ABSTRACT

According to Barry Schwartz, everything suffers from comparison. Rather than measuring human experience as either ‘good’ or ‘bad’ in absolute terms, ‘comparisons are the only meaningful benchmark’ (2004: 181). In many contexts, this proves generally unproblematic, but, as history testifies, physiological, sexual, gender, ethnic or religious benchmarking has served to exclude and oppress those who fail to fit within the privileged, ‘normal’ blueprint that comparison so often gives rise to. Of course, these are not selfevident or objective norms: as Georges Canguilhem comments in the context of physiology, the concept of norm ‘cannot be reduced to an objective concept determinable by scientific methods. Strictly speaking, then, there is no biological science of the normal’ (Canguilhem, 1991: 228).

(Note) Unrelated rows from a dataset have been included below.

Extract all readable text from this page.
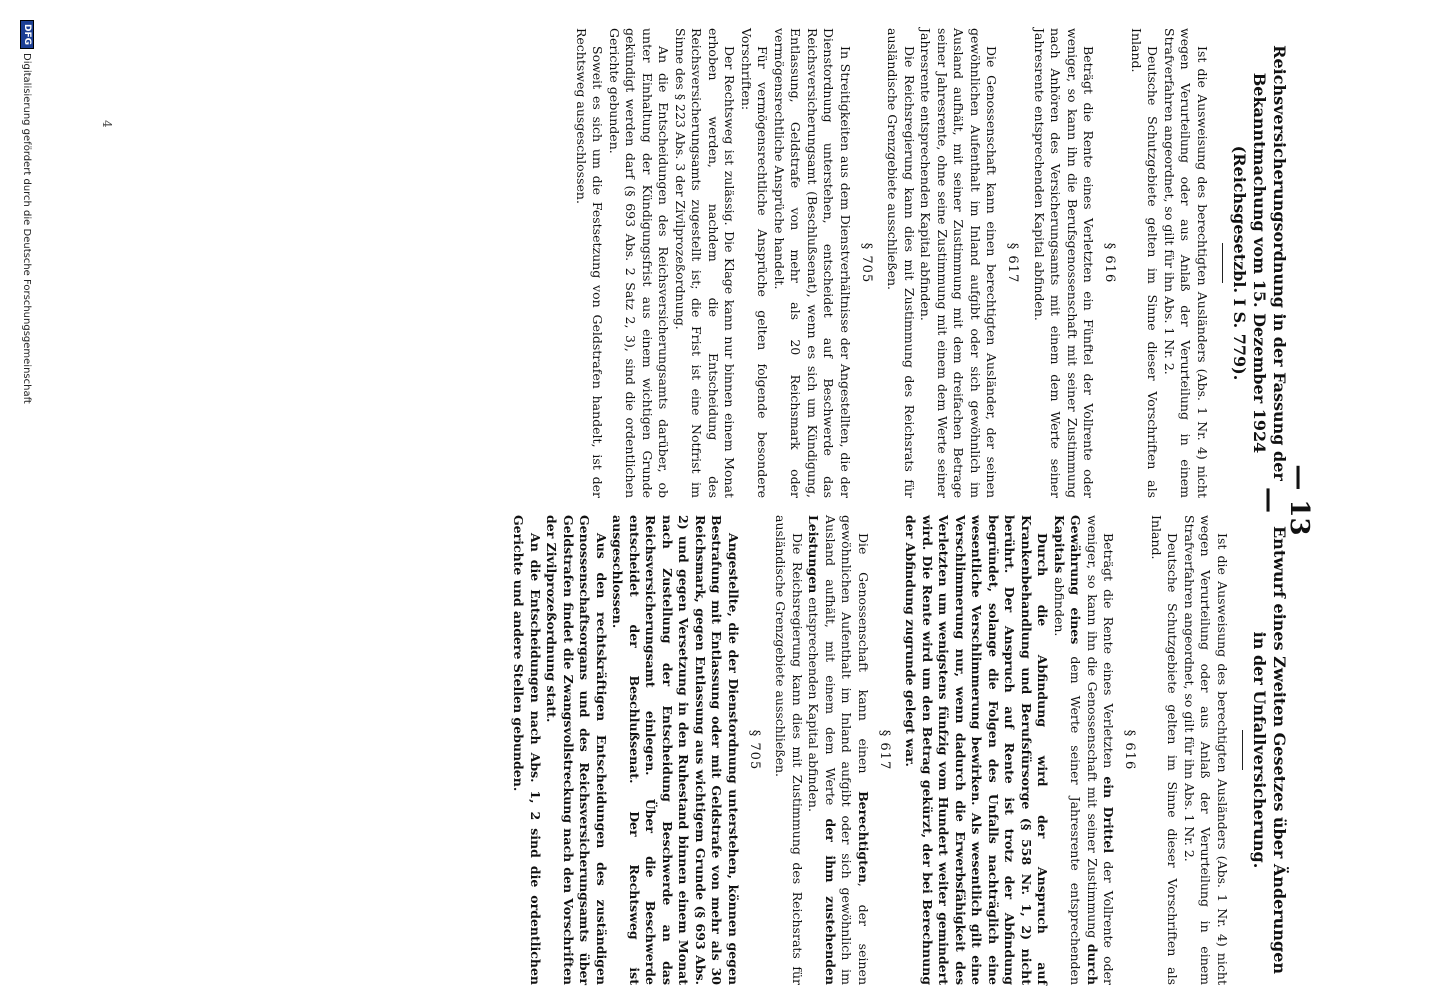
— 13 —
Reichsversicherungsordnung in der Fassung der Bekanntmachung vom 15. Dezember 1924 (Reichsgesetzbl. I S. 779).

Ist die Ausweisung des berechtigten Ausländers (Abs. 1 Nr. 4) nicht wegen Verurteilung oder aus Anlaß der Verurteilung in einem Strafverfahren angeordnet, so gilt für ihn Abs. 1 Nr. 2.

Deutsche Schutzgebiete gelten im Sinne dieser Vorschriften als Inland.

§ 616

Beträgt die Rente eines Verletzten ein Fünftel der Vollrente oder weniger, so kann ihn die Berufsgenossenschaft mit seiner Zustimmung nach Anhören des Versicherungsamts mit einem dem Werte seiner Jahresrente entsprechenden Kapital abfinden.

§ 617

Die Genossenschaft kann einen berechtigten Ausländer, der seinen gewöhnlichen Aufenthalt im Inland aufgibt oder sich gewöhnlich im Ausland aufhält, mit seiner Zustimmung mit dem dreifachen Betrage seiner Jahresrente, ohne seine Zustimmung mit einem dem Werte seiner Jahresrente entsprechenden Kapital abfinden.

Die Reichsregierung kann dies mit Zustimmung des Reichsrats für ausländische Grenzgebiete ausschließen.

§ 705

In Streitigkeiten aus dem Dienstverhältnisse der Angestellten, die der Dienstordnung unterstehen, entscheidet auf Beschwerde das Reichsversicherungsamt (Beschlußsenat), wenn es sich um Kündigung, Entlassung, Geldstrafe von mehr als 20 Reichsmark oder vermögensrechtliche Ansprüche handelt.

Für vermögensrechtliche Ansprüche gelten folgende besondere Vorschriften:

Der Rechtsweg ist zulässig. Die Klage kann nur binnen einem Monat erhoben werden, nachdem die Entscheidung des Reichsversicherungsamts zugestellt ist; die Frist ist eine Notfrist im Sinne des § 223 Abs. 3 der Zivilprozeßordnung.

An die Entscheidungen des Reichsversicherungsamts darüber, ob unter Einhaltung der Kündigungsfrist aus einem wichtigen Grunde gekündigt werden darf (§ 693 Abs. 2 Satz 2, 3), sind die ordentlichen Gerichte gebunden.

Soweit es sich um die Festsetzung von Geldstrafen handelt, ist der Rechtsweg ausgeschlossen.

Entwurf eines Zweiten Gesetzes über Änderungen in der Unfallversicherung.

Ist die Ausweisung des berechtigten Ausländers (Abs. 1 Nr. 4) nicht wegen Verurteilung oder aus Anlaß der Verurteilung in einem Strafverfahren angeordnet, so gilt für ihn Abs. 1 Nr. 2.

Deutsche Schutzgebiete gelten im Sinne dieser Vorschriften als Inland.

§ 616

Beträgt die Rente eines Verletzten ein Drittel der Vollrente oder weniger, so kann ihn die Genossenschaft mit seiner Zustimmung durch Gewährung eines dem Werte seiner Jahresrente entsprechenden Kapitals abfinden.

Durch die Abfindung wird der Anspruch auf Krankenbehandlung und Berufsfürsorge (§ 558 Nr. 1, 2) nicht berührt. Der Anspruch auf Rente ist trotz der Abfindung begründet, solange die Folgen des Unfalls nachträglich eine wesentliche Verschlimmerung bewirken. Als wesentlich gilt eine Verschlimmerung nur, wenn dadurch die Erwerbsfähigkeit des Verletzten um wenigstens fünfzig vom Hundert weiter gemindert wird. Die Rente wird um den Betrag gekürzt, der bei Berechnung der Abfindung zugrunde gelegt war.

§ 617

Die Genossenschaft kann einen Berechtigten, der seinen gewöhnlichen Aufenthalt im Inland aufgibt oder sich gewöhnlich im Ausland aufhält, mit einem dem Werte der ihm zustehenden Leistungen entsprechenden Kapital abfinden.

Die Reichsregierung kann dies mit Zustimmung des Reichsrats für ausländische Grenzgebiete ausschließen.

§ 705

Angestellte, die der Dienstordnung unterstehen, können gegen Bestrafung mit Entlassung oder mit Geldstrafe von mehr als 30 Reichsmark, gegen Entlassung aus wichtigem Grunde (§ 693 Abs. 2) und gegen Versetzung in den Ruhestand binnen einem Monat nach Zustellung der Entscheidung Beschwerde an das Reichsversicherungsamt einlegen. Über die Beschwerde entscheidet der Beschlußsenat. Der Rechtsweg ist ausgeschlossen.

Aus den rechtskräftigen Entscheidungen des zuständigen Genossenschaftsorgans und des Reichsversicherungsamts über Geldstrafen findet die Zwangsvollstreckung nach den Vorschriften der Zivilprozeßordnung statt.

An die Entscheidungen nach Abs. 1, 2 sind die ordentlichen Gerichte und andere Stellen gebunden.

4
DFGDigitalisierung gefördert durch die Deutsche Forschungsgemeinschaft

Yet despite the apparent ease by which the ‘normal’ elides with the ‘natural’, such norms arise neither ‘naturally’ nor ‘innocently’:

A norm is in effect the possibility of a reference only when it has been established or chosen as the expression of a preference and as the instrument of a will to substitute a satisfying state of affairs for a disappointing one. Every preference for a possible order is accompanied, most often implicitly, by the aversion for the opposite possible order. That which diverges from the preferable in a given area of evaluation is

not the indifferent but the repulsive or more exactly, the repulsed, the detestable.